If you follow our VC Roundup, you may have noticed something strange a few weeks back. The long dormant Snipi suddenly raised $2.5 million and seemed back from the dead. Except it wasn’t.
Snipi, the Evernote-like application that allowed users to collect and organize web content, had pivoted to become Sidecar, an automated marketing tool for e-commerce companies.
“We’re building a system that helps e-commerce companies leverage a lot more information than what the average worker can handle on a day-to-day basis,” says Founder Andre Golsorkhi.
Basically, he says, e-commerce sites often have to manage search engine marketing, on-site personalization, email personalization and other aspects of their business by constantly monitoring metrics and adjusting the campaigns accordingly. Sidecar automates the process so the site can worry about the big picture stuff.
“Many retailers can’t afford to operate all of the different systems at once. Rather than having teams of people or multiple agencies use all of these tools, we made a platform that can manage these aspects for the retailers,” he says.
The result is a dashboard where companies can monitor campaigns and tweak as needed and the product is just preparing for primetime after nearly a year of development. The first commercial beta of Sidecar launched in September 2010 with its full public launch in April 2011.
So far, the pivot is working. The company has raised $2.5 million dollars in venture capital money in August to help expand its current 12-employee workforce and Snipi has been rolled into Sidecar. Sidecar’s business model relies on taking performance-based percentages from sales resulting in marketing conducted by Sidecar.

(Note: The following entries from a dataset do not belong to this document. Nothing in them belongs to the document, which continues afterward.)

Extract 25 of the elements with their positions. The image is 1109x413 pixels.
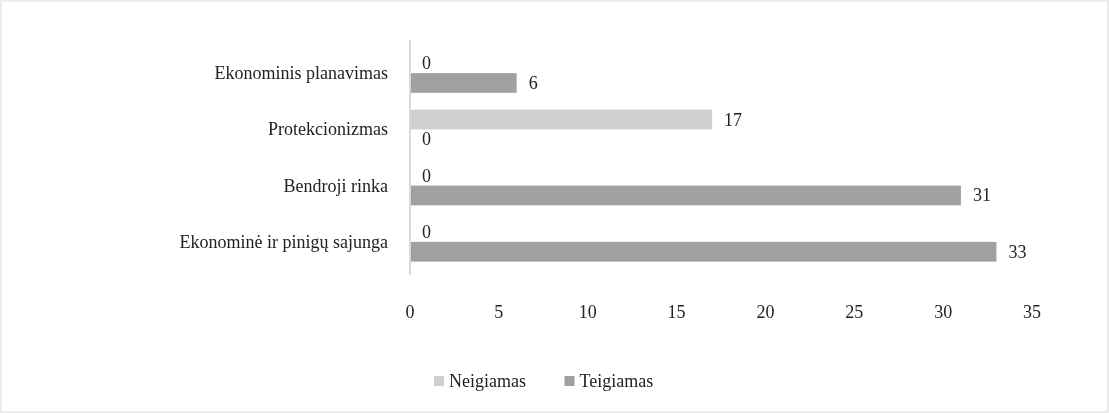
x-tick-label: 25 (845, 302, 864, 322)
y-tick-label: Protekcionizmas (268, 119, 388, 140)
data-label: 6 (528, 72, 538, 93)
data-label: 17 (724, 109, 743, 130)
legend-label: Teigiamas (579, 371, 654, 391)
bar (410, 73, 517, 93)
y-tick-label: Ekonominis planavimas (214, 63, 388, 84)
data-label: 31 (972, 185, 991, 206)
x-tick-label: 10 (578, 302, 597, 322)
bar (410, 185, 961, 206)
x-tick-label: 15 (667, 302, 686, 322)
legend-label: Neigiamas (449, 371, 526, 391)
bar (410, 241, 997, 262)
data-label: 0 (422, 129, 431, 150)
data-label: 0 (422, 53, 431, 74)
data-label: 33 (1008, 241, 1027, 262)
x-tick-label: 0 (405, 302, 415, 322)
y-tick-label: Ekonominė ir pinigų sajunga (179, 231, 389, 252)
data-label: 0 (422, 165, 431, 186)
x-tick-label: 30 (934, 302, 953, 322)
y-tick-label: Bendroji rinka (283, 175, 388, 196)
x-tick-label: 20 (756, 302, 775, 322)
x-tick-label: 5 (494, 302, 504, 322)
data-label: 0 (422, 222, 431, 243)
x-tick-label: 35 (1023, 302, 1041, 322)
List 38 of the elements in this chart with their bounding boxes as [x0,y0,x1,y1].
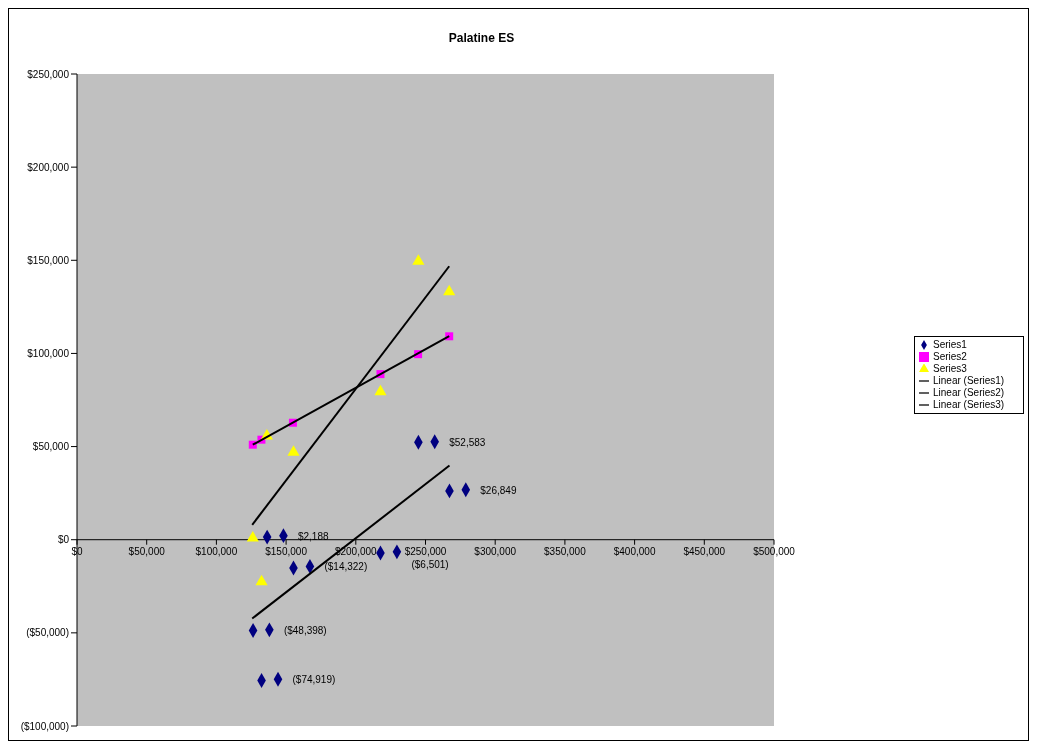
point [412,254,425,265]
x-tick-label: $300,000 [474,545,517,557]
legend-label: Linear (Series3) [933,398,1005,410]
y-tick-label: ($50,000) [26,627,69,639]
legend-label: Linear (Series1) [933,374,1005,386]
y-tick-label: $100,000 [27,347,70,359]
data-label: $52,583 [449,436,486,448]
y-tick-label: $200,000 [27,161,70,173]
x-tick-label: $0 [71,545,83,557]
x-tick-label: $400,000 [613,545,656,557]
legend-label: Linear (Series2) [933,386,1005,398]
x-tick-label: $450,000 [683,545,726,557]
y-tick-label: $250,000 [27,68,70,80]
point [443,284,456,296]
y-tick-label: $50,000 [32,441,70,453]
chart-title: Palatine ES [447,31,516,45]
data-label: ($6,501) [411,558,449,570]
x-tick-label: $250,000 [404,545,447,557]
point [374,384,387,396]
point [255,574,268,586]
x-tick-label: $150,000 [265,545,308,557]
y-tick-label: ($100,000) [20,720,69,732]
data-label: $26,849 [480,484,517,496]
point [287,445,300,456]
data-label: ($48,398) [283,624,327,636]
y-tick-label: $150,000 [27,254,70,266]
point [246,531,259,542]
y-tick-label: $0 [57,534,70,546]
x-tick-label: $350,000 [544,545,587,557]
legend-label: Series3 [933,362,967,374]
legend-label: Series2 [933,350,967,362]
x-tick-label: $500,000 [753,545,796,557]
legend-label: Series1 [933,338,967,350]
data-label: ($74,919) [292,674,336,686]
data-label: ($14,322) [324,561,368,573]
x-tick-label: $50,000 [128,545,166,557]
x-tick-label: $100,000 [195,545,238,557]
data-label: $2,188 [297,530,329,542]
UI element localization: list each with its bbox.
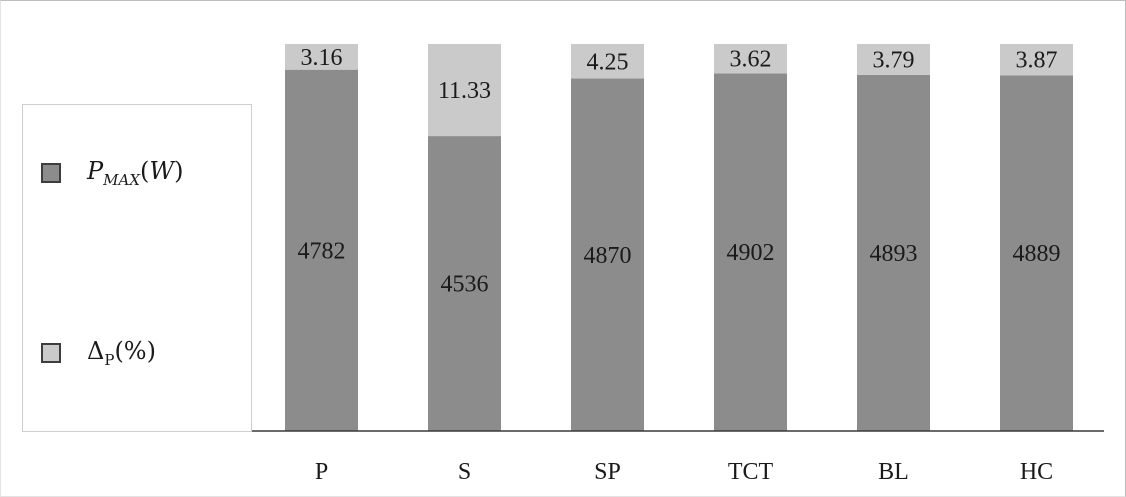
data-label-delta-bl: 3.79 xyxy=(873,47,915,73)
x-tick-bl: BL xyxy=(878,459,909,485)
data-label-delta-s: 11.33 xyxy=(438,78,491,104)
data-label-pmax-bl: 4893 xyxy=(870,241,918,267)
data-label-delta-hc: 3.87 xyxy=(1016,48,1058,74)
data-label-pmax-p: 4782 xyxy=(298,238,346,264)
bars-layer: 4782 3.16 4536 11.33 4870 4.25 4902 3.62 4893 3.7… xyxy=(285,44,1073,432)
bar-pmax-bl xyxy=(857,74,930,431)
bar-delta-p xyxy=(285,44,358,70)
x-axis-ticks: P S SP TCT BL HC xyxy=(315,459,1053,485)
x-tick-s: S xyxy=(458,459,471,485)
bar-delta-s xyxy=(428,44,501,137)
legend: PMAX(W) ΔP(%) xyxy=(22,104,252,432)
legend-item-delta: ΔP(%) xyxy=(41,337,156,369)
data-label-pmax-s: 4536 xyxy=(441,272,489,298)
x-tick-sp: SP xyxy=(594,459,621,485)
data-label-delta-p: 3.16 xyxy=(301,45,343,71)
legend-label-pmax: PMAX(W) xyxy=(87,157,184,189)
data-label-delta-tct: 3.62 xyxy=(730,47,772,73)
x-tick-tct: TCT xyxy=(728,459,774,485)
data-label-delta-sp: 4.25 xyxy=(587,49,629,75)
legend-swatch-pmax xyxy=(41,162,61,183)
bar-pmax-sp xyxy=(571,78,644,432)
legend-item-pmax: PMAX(W) xyxy=(41,157,183,189)
bar-delta-tct xyxy=(714,44,787,74)
data-label-pmax-tct: 4902 xyxy=(727,240,775,266)
bar-pmax-p xyxy=(285,69,358,431)
bar-pmax-tct xyxy=(714,73,787,431)
x-tick-p: P xyxy=(315,459,328,485)
x-tick-hc: HC xyxy=(1020,459,1053,485)
bar-delta-sp xyxy=(571,44,644,79)
bar-delta-bl xyxy=(857,44,930,75)
bar-pmax-s xyxy=(428,136,501,431)
legend-swatch-delta xyxy=(41,342,61,363)
bar-delta-hc xyxy=(1000,44,1073,76)
data-label-pmax-sp: 4870 xyxy=(584,243,632,269)
legend-label-delta: ΔP(%) xyxy=(87,337,156,369)
bar-pmax-hc xyxy=(1000,75,1073,432)
data-label-pmax-hc: 4889 xyxy=(1013,241,1061,267)
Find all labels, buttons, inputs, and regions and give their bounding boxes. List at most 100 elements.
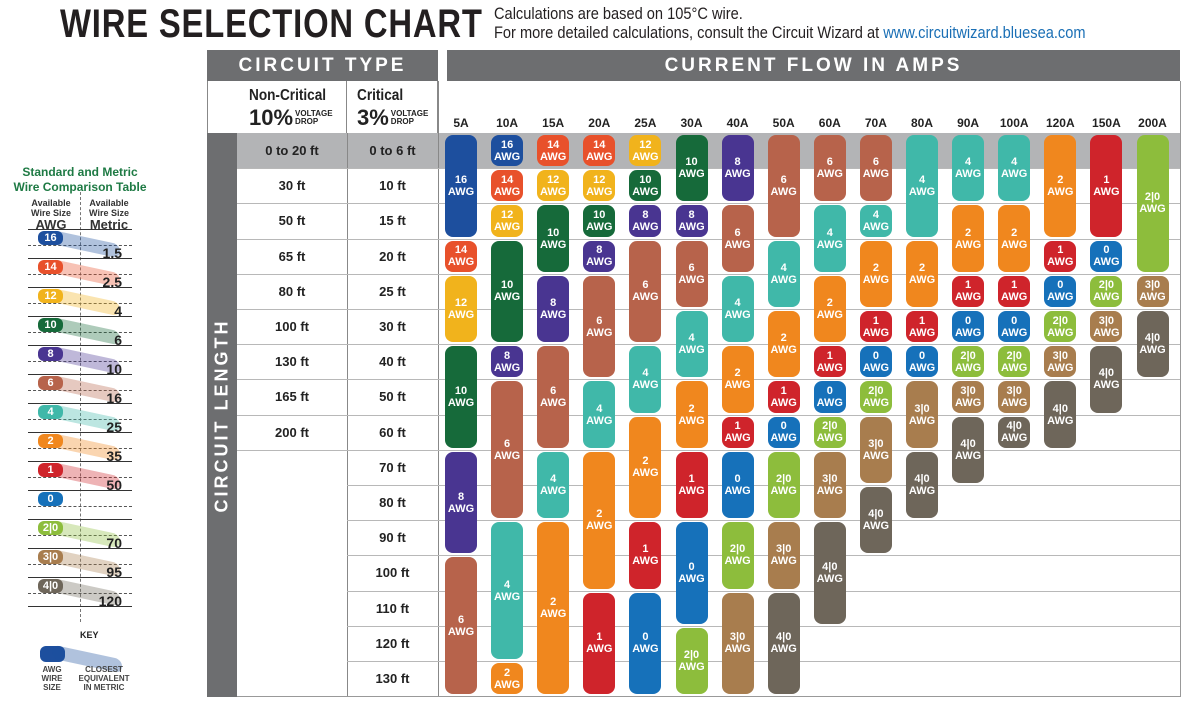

“Our core principle is automation. We want to remove the necessity for people to do the knuckle-bleeding work. With this funding we hope to add additional components like social media or affiliate marketing,” says Golsorkhi who added that the company will hire three more employees to be based out of its Gayborhood offices at 13th and Sansom.
“There’s minutia that has to be done every day that bogs down the team, in some shops even the owner is actively involved. We want them to get to the more creative and strategic work.”
Philadelphia and e-commerce
Philadelphia is evolving into a small but thriving home for e-commerce companies and vendors. A look at a few that we’ve covered recently:
- Lamps.com, the Old City lighting provider.
- Monetate, a tool to help e-commerce companies with testing.
- QVC, the now-ubiquitous shopping network is one of Monetate’s bigger customers and was originally funded by Safeguard Scientifics and Internet Capital Group.
- Revzilla, the South Philly-based motocross online retailer.
- And the big fish, GSI Commerce which sold to eBay for $2.4 billion.
- WebLinc, the web development firm that focuses on e-commerce.